İnsanın yaşlanması, aklının artması anlamına gelmez. İnsan büyüyebilir fakat aklı (kıt) kalabilir. Biliriz ki, pek çok genç yaşça büyük olanlardan daha akıllıdırlar. İnsanlar yaşlandıkça tecrübe sahibi olabilirler ama tecrübe akıllı olanların işine yarar, akılsızların değil.

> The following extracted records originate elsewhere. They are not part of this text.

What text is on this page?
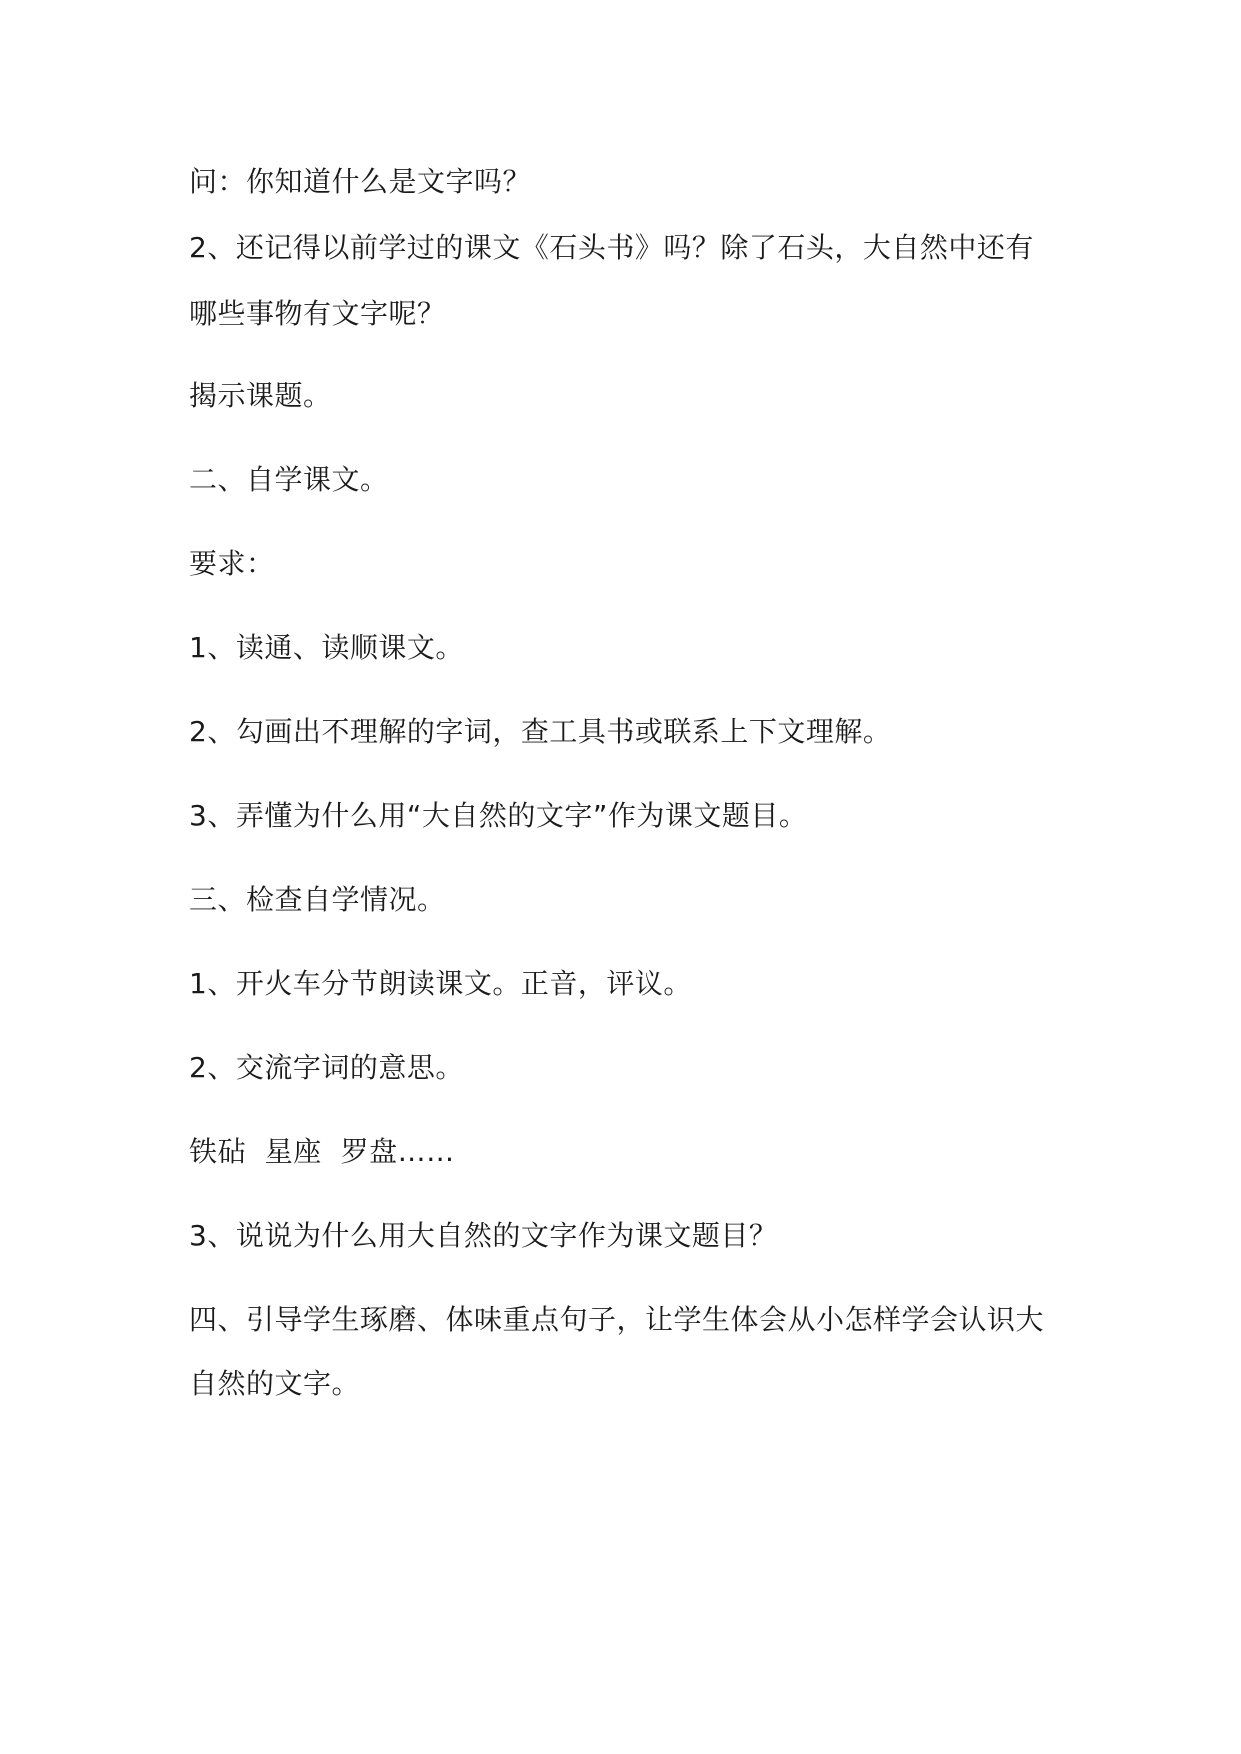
问：你知道什么是文字吗？

2、还记得以前学过的课文《石头书》吗？除了石头，大自然中还有

哪些事物有文字呢？

揭示课题。

二、自学课文。

要求：

1、读通、读顺课文。

2、勾画出不理解的字词，查工具书或联系上下文理解。

3、弄懂为什么用“大自然的文字”作为课文题目。

三、检查自学情况。

1、开火车分节朗读课文。正音，评议。

2、交流字词的意思。

铁砧  星座  罗盘……

3、说说为什么用大自然的文字作为课文题目？

四、引导学生琢磨、体味重点句子，让学生体会从小怎样学会认识大

自然的文字。
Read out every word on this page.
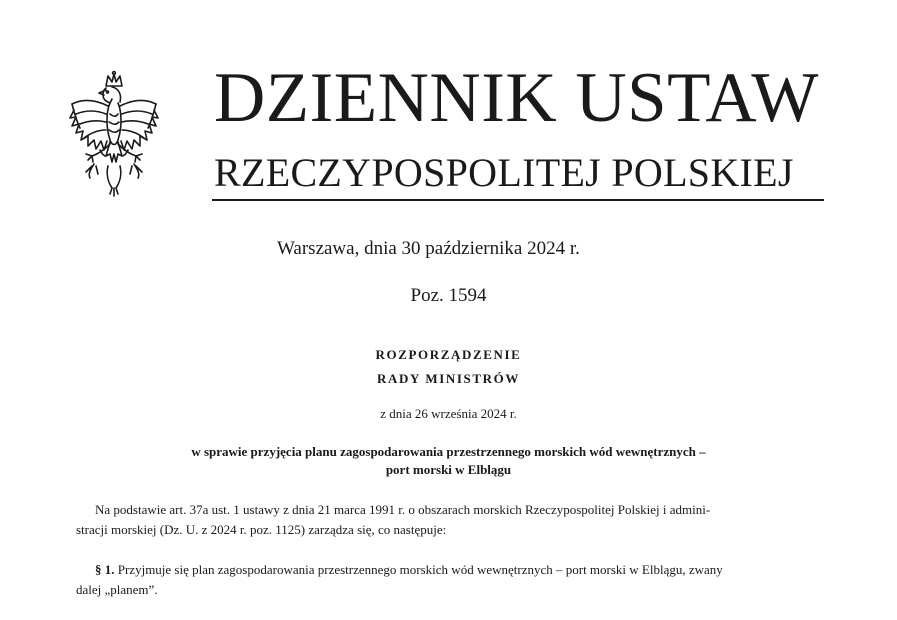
DZIENNIK USTAW
RZECZYPOSPOLITEJ POLSKIEJ
Warszawa, dnia 30 października 2024 r.
Poz. 1594
ROZPORZĄDZENIE
RADY MINISTRÓW
z dnia 26 września 2024 r.
w sprawie przyjęcia planu zagospodarowania przestrzennego morskich wód wewnętrznych –
port morski w Elblągu
Na podstawie art. 37a ust. 1 ustawy z dnia 21 marca 1991 r. o obszarach morskich Rzeczypospolitej Polskiej i admini-
stracji morskiej (Dz. U. z 2024 r. poz. 1125) zarządza się, co następuje:
§ 1. Przyjmuje się plan zagospodarowania przestrzennego morskich wód wewnętrznych – port morski w Elblągu, zwany
dalej „planem”.
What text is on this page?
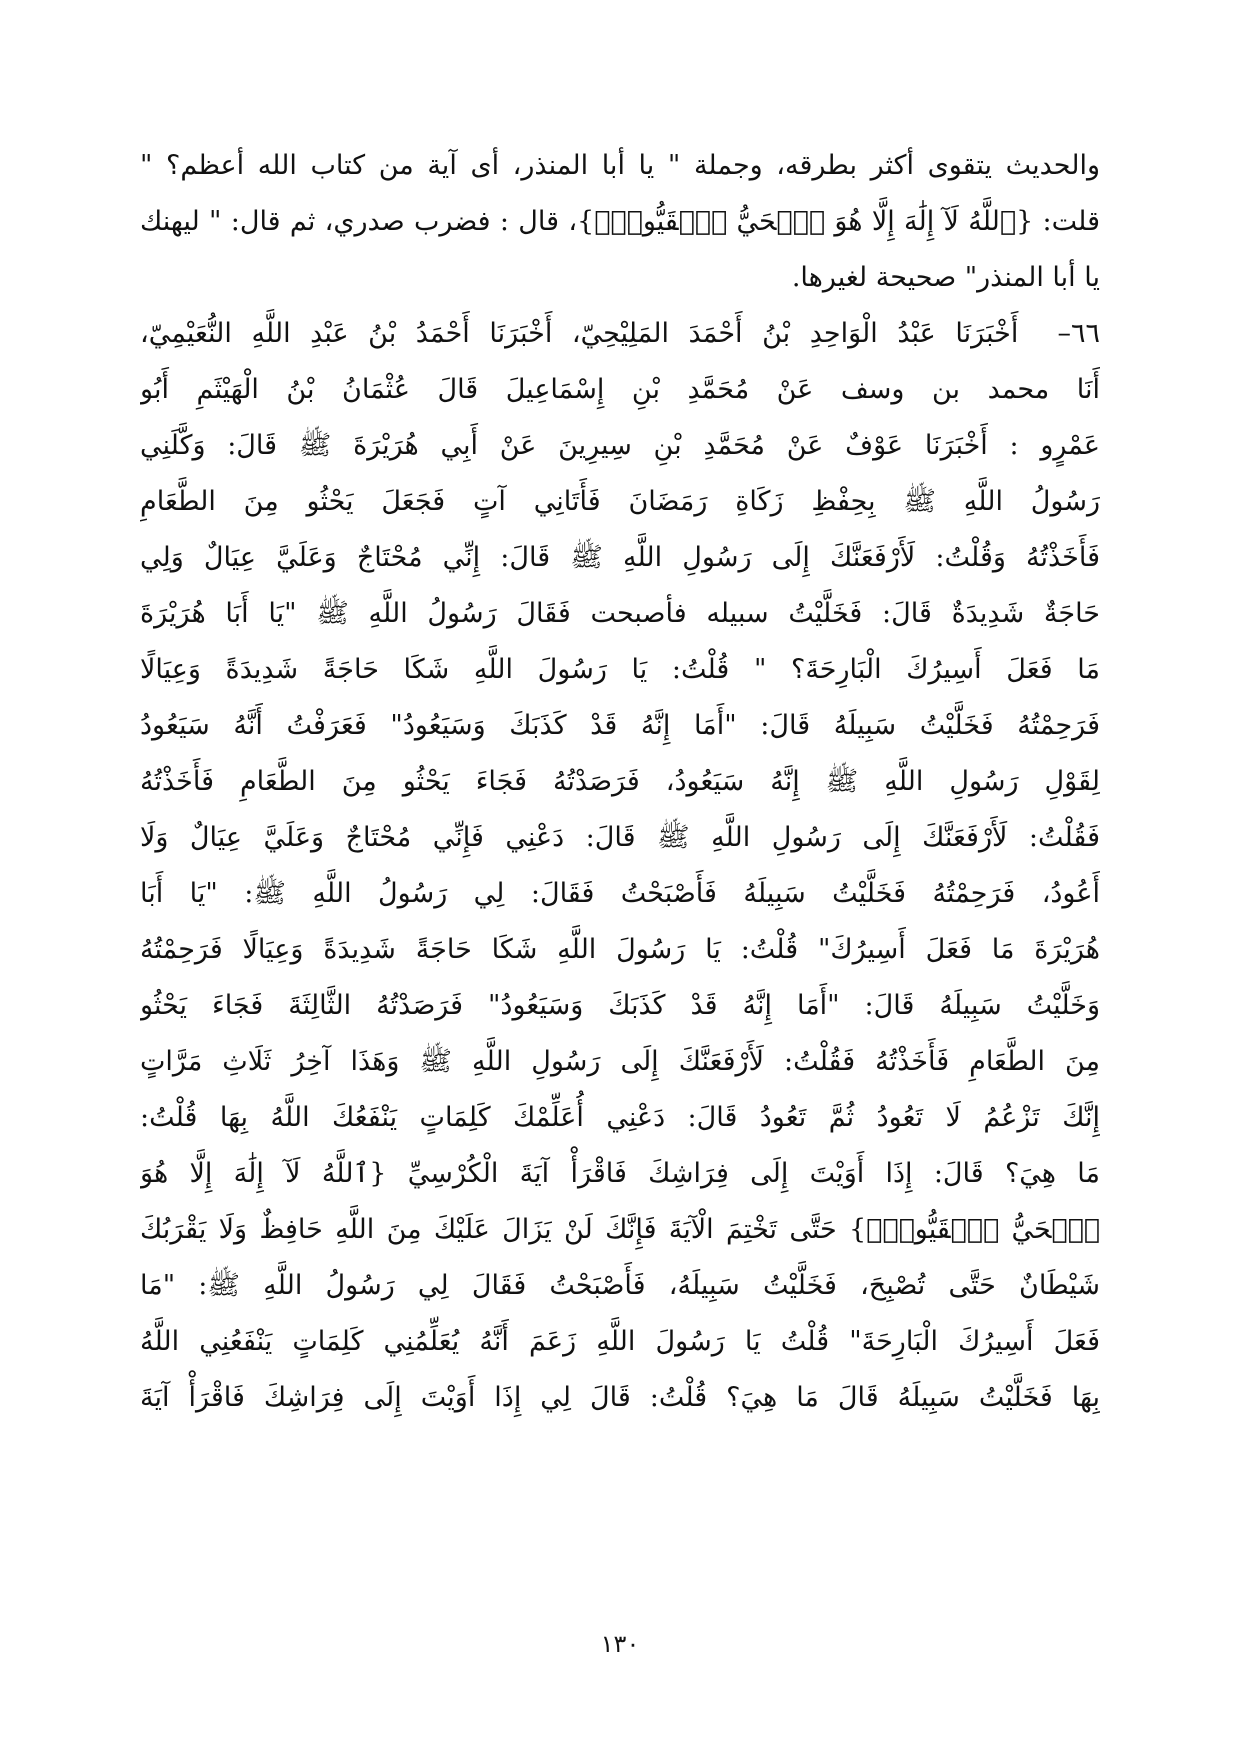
والحديث يتقوى أكثر بطرقه، وجملة " يا أبا المنذر، أى آية من كتاب الله أعظم؟ "
قلت: {ٱللَّهُ لَآ إِلَٰهَ إِلَّا هُوَ ٱلۡحَيُّ ٱلۡقَيُّومُۚ}، قال : فضرب صدري، ثم قال: " ليهنك
يا أبا المنذر" صحيحة لغيرها.
٦٦–  أَخْبَرَنَا عَبْدُ الْوَاحِدِ بْنُ أَحْمَدَ المَلِيْحِيّ، أَخْبَرَنَا أَحْمَدُ بْنُ عَبْدِ اللَّهِ النُّعَيْمِيّ،
أَنَا محمد بن وسف عَنْ مُحَمَّدِ بْنِ إِسْمَاعِيلَ قَالَ عُثْمَانُ بْنُ الْهَيْثَمِ أَبُو
عَمْرٍو : أَخْبَرَنَا عَوْفٌ عَنْ مُحَمَّدِ بْنِ سِيرِينَ عَنْ أَبِي هُرَيْرَةَ ﷺ قَالَ: وَكَّلَنِي
رَسُولُ اللَّهِ ﷺ بِحِفْظِ زَكَاةِ رَمَضَانَ فَأَتَانِي آتٍ فَجَعَلَ يَحْثُو مِنَ الطَّعَامِ
فَأَخَذْتُهُ وَقُلْتُ: لَأَرْفَعَنَّكَ إِلَى رَسُولِ اللَّهِ ﷺ قَالَ: إِنِّي مُحْتَاجٌ وَعَلَيَّ عِيَالٌ وَلِي
حَاجَةٌ شَدِيدَةٌ قَالَ: فَخَلَّيْتُ سبيله فأصبحت فَقَالَ رَسُولُ اللَّهِ ﷺ "يَا أَبَا هُرَيْرَةَ
مَا فَعَلَ أَسِيرُكَ الْبَارِحَةَ؟ " قُلْتُ: يَا رَسُولَ اللَّهِ شَكَا حَاجَةً شَدِيدَةً وَعِيَالًا
فَرَحِمْتُهُ فَخَلَّيْتُ سَبِيلَهُ قَالَ: "أَمَا إِنَّهُ قَدْ كَذَبَكَ وَسَيَعُودُ" فَعَرَفْتُ أَنَّهُ سَيَعُودُ
لِقَوْلِ رَسُولِ اللَّهِ ﷺ إِنَّهُ سَيَعُودُ، فَرَصَدْتُهُ فَجَاءَ يَحْثُو مِنَ الطَّعَامِ فَأَخَذْتُهُ
فَقُلْتُ: لَأَرْفَعَنَّكَ إِلَى رَسُولِ اللَّهِ ﷺ قَالَ: دَعْنِي فَإِنِّي مُحْتَاجٌ وَعَلَيَّ عِيَالٌ وَلَا
أَعُودُ، فَرَحِمْتُهُ فَخَلَّيْتُ سَبِيلَهُ فَأَصْبَحْتُ فَقَالَ: لِي رَسُولُ اللَّهِ ﷺ: "يَا أَبَا
هُرَيْرَةَ مَا فَعَلَ أَسِيرُكَ" قُلْتُ: يَا رَسُولَ اللَّهِ شَكَا حَاجَةً شَدِيدَةً وَعِيَالًا فَرَحِمْتُهُ
وَخَلَّيْتُ سَبِيلَهُ قَالَ: "أَمَا إِنَّهُ قَدْ كَذَبَكَ وَسَيَعُودُ" فَرَصَدْتُهُ الثَّالِثَةَ فَجَاءَ يَحْثُو
مِنَ الطَّعَامِ فَأَخَذْتُهُ فَقُلْتُ: لَأَرْفَعَنَّكَ إِلَى رَسُولِ اللَّهِ ﷺ وَهَذَا آخِرُ ثَلَاثِ مَرَّاتٍ
إِنَّكَ تَزْعُمُ لَا تَعُودُ ثُمَّ تَعُودُ قَالَ: دَعْنِي أُعَلِّمْكَ كَلِمَاتٍ يَنْفَعُكَ اللَّهُ بِهَا قُلْتُ:
مَا هِيَ؟ قَالَ: إِذَا أَوَيْتَ إِلَى فِرَاشِكَ فَاقْرَأْ آيَةَ الْكُرْسِيِّ {ٱللَّهُ لَآ إِلَٰهَ إِلَّا هُوَ
ٱلۡحَيُّ ٱلۡقَيُّومُۚ} حَتَّى تَخْتِمَ الْآيَةَ فَإِنَّكَ لَنْ يَزَالَ عَلَيْكَ مِنَ اللَّهِ حَافِظٌ وَلَا يَقْرَبُكَ
شَيْطَانٌ حَتَّى تُصْبِحَ، فَخَلَّيْتُ سَبِيلَهُ، فَأَصْبَحْتُ فَقَالَ لِي رَسُولُ اللَّهِ ﷺ: "مَا
فَعَلَ أَسِيرُكَ الْبَارِحَةَ" قُلْتُ يَا رَسُولَ اللَّهِ زَعَمَ أَنَّهُ يُعَلِّمُنِي كَلِمَاتٍ يَنْفَعُنِي اللَّهُ
بِهَا فَخَلَّيْتُ سَبِيلَهُ قَالَ مَا هِيَ؟ قُلْتُ: قَالَ لِي إِذَا أَوَيْتَ إِلَى فِرَاشِكَ فَاقْرَأْ آيَةَ
١٣٠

Ak koyunun kara kuzusu da olur.
1. İyi ana-babadan kimi zaman kötü huylu çocuklar da olabilir. 2. Çok iyi sandığımız bir işin, girişimin veya tavrın kötü yanları da bulunabilir. 3. Arkadaş, dost ve yakınlarımızın kimi kusurlu yanları da bulunabilir.
Akla gelmeyen başa gelir.
İnsan her şeyi eksiksiz düşünüp, başına gelebilecekleri önceden kestirip tedbir alacak güçte değildir. Hiç ummadığı, beklemediği bir anda başına öyle şey gelir ki, bu şeyi daha önce hiç düşünmemiştir bile. Bu durumda yapılacak şey endişe ve korkuya kapılmamak, sakin olmaya çalışmaktır.
Aklına geleni işleme, her ağacı taşlama.
Aklına geleni hemen gerçekleştirmeye çalışma; önce iyi düşün, taşın, doğabilecek sonuçları hesapla. Bunun aksine hareket edip iş yapmaya kalkar, her önüne gelene çatarsan büyük sıkıntılarla karşılaşır, zarar görürsün.
Akraba (dost) ile ye, iç, alışveriş etme.
Hemen her alışverişin temelinde çıkar yatar. Bu çıkarlar insanları çatışmaya sürükleyip tatsızlıklara yol açabilir; sonuçta ortaya kırıcı, incitici davranışlar çıkar. Dolayısıyla alışveriş dostluğu bozucu bir işlev yüklenmiş olur. Bu ise devamlı görüşen insanlar için hoş bir durum değildir. Bu bakımdan özellikle kendine güvenemeyenler, dostluklarının devamını dileyenler alışveriş konusunda dikkatli olmalı, gerekirse birbirleriyle alışverişten kaçınmalıdırlar.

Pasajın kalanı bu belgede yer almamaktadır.